Following up the two New Yorkers is Jeff Shulman, the most controversial member of the November Nine. His brash WWE-like behavior heading into the final table will guarantee that the lenses on the ESPN cameras will focus squarely on him come showtime. Shulman, the editor of the popular Card Player magazine, has publicly stated that he will throw the coveted WSOP bracelet in the garbage if he wins it.
“It has nothing to do with Card Player no longer having exclusive rights to WSOP coverage,” said the Vegas native. “It’s about my lack of respect for the WSOP and the management here and what they’ve done to the players. That said, I still wouldn’t wear it if I was best friends with them. When I had a chance to win years ago, I said I wouldn’t wear it. I’m shocked that people wear those ugly things.”
Shulman also has barked that if he wins, he’ll “never play at the Rio or WSOP again. If I win, I’ll never play poker again.” We’ll see what happens with this hot head in the fall.

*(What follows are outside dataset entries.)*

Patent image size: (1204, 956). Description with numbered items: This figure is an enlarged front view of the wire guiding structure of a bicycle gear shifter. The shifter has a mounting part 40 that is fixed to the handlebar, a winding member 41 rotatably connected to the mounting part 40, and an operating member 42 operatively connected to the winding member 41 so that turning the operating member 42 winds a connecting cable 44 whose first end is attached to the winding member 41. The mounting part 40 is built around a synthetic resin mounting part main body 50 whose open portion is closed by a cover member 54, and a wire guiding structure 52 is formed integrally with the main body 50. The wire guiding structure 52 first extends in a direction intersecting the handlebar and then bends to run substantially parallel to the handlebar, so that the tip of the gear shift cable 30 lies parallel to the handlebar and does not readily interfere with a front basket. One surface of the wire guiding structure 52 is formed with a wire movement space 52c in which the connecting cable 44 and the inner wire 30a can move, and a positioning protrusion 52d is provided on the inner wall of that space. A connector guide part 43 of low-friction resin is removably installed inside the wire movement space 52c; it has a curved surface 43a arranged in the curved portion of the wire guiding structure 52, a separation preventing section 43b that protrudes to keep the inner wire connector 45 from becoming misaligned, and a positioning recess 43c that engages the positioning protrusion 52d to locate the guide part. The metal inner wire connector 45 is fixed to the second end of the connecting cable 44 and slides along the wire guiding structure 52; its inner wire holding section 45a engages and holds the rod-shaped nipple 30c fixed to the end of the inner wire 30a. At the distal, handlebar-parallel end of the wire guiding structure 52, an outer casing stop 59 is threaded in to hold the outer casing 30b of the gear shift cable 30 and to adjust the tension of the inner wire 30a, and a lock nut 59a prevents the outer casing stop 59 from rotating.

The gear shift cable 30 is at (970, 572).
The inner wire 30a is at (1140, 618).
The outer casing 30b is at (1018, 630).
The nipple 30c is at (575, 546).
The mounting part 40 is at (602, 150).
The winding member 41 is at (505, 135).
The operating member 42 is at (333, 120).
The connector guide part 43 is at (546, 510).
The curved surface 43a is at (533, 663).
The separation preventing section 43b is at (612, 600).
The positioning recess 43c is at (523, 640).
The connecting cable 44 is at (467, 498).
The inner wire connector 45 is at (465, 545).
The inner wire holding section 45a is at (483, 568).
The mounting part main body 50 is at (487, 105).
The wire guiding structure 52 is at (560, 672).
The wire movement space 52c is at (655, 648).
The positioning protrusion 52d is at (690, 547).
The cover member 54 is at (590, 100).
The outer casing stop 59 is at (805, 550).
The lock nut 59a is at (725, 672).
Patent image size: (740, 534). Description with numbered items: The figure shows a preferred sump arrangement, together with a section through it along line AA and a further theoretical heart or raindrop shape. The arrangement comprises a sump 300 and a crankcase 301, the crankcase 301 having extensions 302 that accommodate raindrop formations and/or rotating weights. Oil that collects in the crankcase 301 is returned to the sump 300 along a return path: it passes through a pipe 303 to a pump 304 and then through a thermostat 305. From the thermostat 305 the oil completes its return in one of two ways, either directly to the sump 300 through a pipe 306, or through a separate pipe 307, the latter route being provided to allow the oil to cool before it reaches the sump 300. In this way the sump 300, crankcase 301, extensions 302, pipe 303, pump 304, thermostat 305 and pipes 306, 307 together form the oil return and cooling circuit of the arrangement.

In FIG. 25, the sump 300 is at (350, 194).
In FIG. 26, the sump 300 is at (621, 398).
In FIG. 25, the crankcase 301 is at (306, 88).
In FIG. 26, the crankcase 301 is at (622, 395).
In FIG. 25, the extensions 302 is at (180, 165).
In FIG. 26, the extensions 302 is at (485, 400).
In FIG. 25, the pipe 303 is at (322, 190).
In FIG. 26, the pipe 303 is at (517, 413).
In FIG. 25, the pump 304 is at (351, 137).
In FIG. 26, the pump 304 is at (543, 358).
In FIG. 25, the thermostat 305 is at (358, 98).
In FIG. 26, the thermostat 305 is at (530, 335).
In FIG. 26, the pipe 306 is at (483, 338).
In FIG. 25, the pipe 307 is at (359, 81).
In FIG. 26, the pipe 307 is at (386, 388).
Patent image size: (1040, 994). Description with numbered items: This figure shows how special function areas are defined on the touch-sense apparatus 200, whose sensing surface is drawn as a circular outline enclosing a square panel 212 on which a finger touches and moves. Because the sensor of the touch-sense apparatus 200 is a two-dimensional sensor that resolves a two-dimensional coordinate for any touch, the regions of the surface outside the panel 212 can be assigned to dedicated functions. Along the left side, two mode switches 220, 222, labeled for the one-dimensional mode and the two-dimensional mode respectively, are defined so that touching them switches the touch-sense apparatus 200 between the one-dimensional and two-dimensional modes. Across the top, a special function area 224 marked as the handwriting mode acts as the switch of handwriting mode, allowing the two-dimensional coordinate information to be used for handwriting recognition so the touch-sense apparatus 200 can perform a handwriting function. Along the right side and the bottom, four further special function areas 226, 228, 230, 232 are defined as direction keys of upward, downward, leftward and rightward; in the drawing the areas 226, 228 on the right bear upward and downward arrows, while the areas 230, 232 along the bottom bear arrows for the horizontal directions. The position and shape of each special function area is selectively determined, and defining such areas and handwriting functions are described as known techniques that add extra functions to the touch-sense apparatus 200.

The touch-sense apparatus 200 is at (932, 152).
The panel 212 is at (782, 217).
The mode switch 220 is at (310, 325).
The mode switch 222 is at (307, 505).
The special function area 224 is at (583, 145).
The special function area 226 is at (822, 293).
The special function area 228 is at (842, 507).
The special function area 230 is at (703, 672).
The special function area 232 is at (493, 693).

In fifth place heading into November play is Joe Cada, who will have his sights set on making both money and history in his attempt at taking home the “ugly” bracelet. Cada, just 21 years old, would break last year’s champion Peter Eastgate’s record, to become the WSOP main event’s youngest champ ever if he wins. Cada’s no spring chicken in the poker world though, as he began his professional poker career at just 17. His instant fame could make him poker’s “next big thing,” especially if he can survive to the finish.
At the opposite end of the spectrum, the final tournament’s oldest remaining player is 51-year-old Floridian Kevin Schaffel, a semi-retired businessman who plans to take some time away from poker over the weeks to come, keeping his mind occupied with golf instead.
Next, in the 7th spot, is one of poker’s greatest players in the world, the charismatic Phil Ivey. At just 33, Ivey is already a poker legend. The seven-time WSOP tournament winner has already won two gold bracelets in smaller events at this year’s series, and hopes to triple up in November. He is already guaranteed his best main event finish yet, after placing 10th in 2003, 20th in 2005, and 23rd in 2002. Not including his eventual main event winnings, this year he has already earned $3.46 million at the WSOP. He may be miles behind the leader, heading into the final table action with less than 5% of the chips remaining, but there’s no doubt every player’s focus will be on Ivey come November.
Rounding out the remaining field in the final nine is the table’s international flair, as France’s Antoine Saout and English pro James Akenhead enter play as the two short stacks of the group. Saout, 25, is a relative newcomer to the poker world, having only played on the live tournament circuit for just 10 months. Akenhead, 27, has the longest odds to emerge victorious this fall, as he’ll hope to go worst to first and pull the ultimate upset.
Nine guys with a wide array of backgrounds, but with one common goal. Ok, maybe eight and a half million goals. The debate on whether poker can be billed a “sport” or not can wage on, but there’s no doubt November’s final table will be competitive, dramatic, and very entertaining.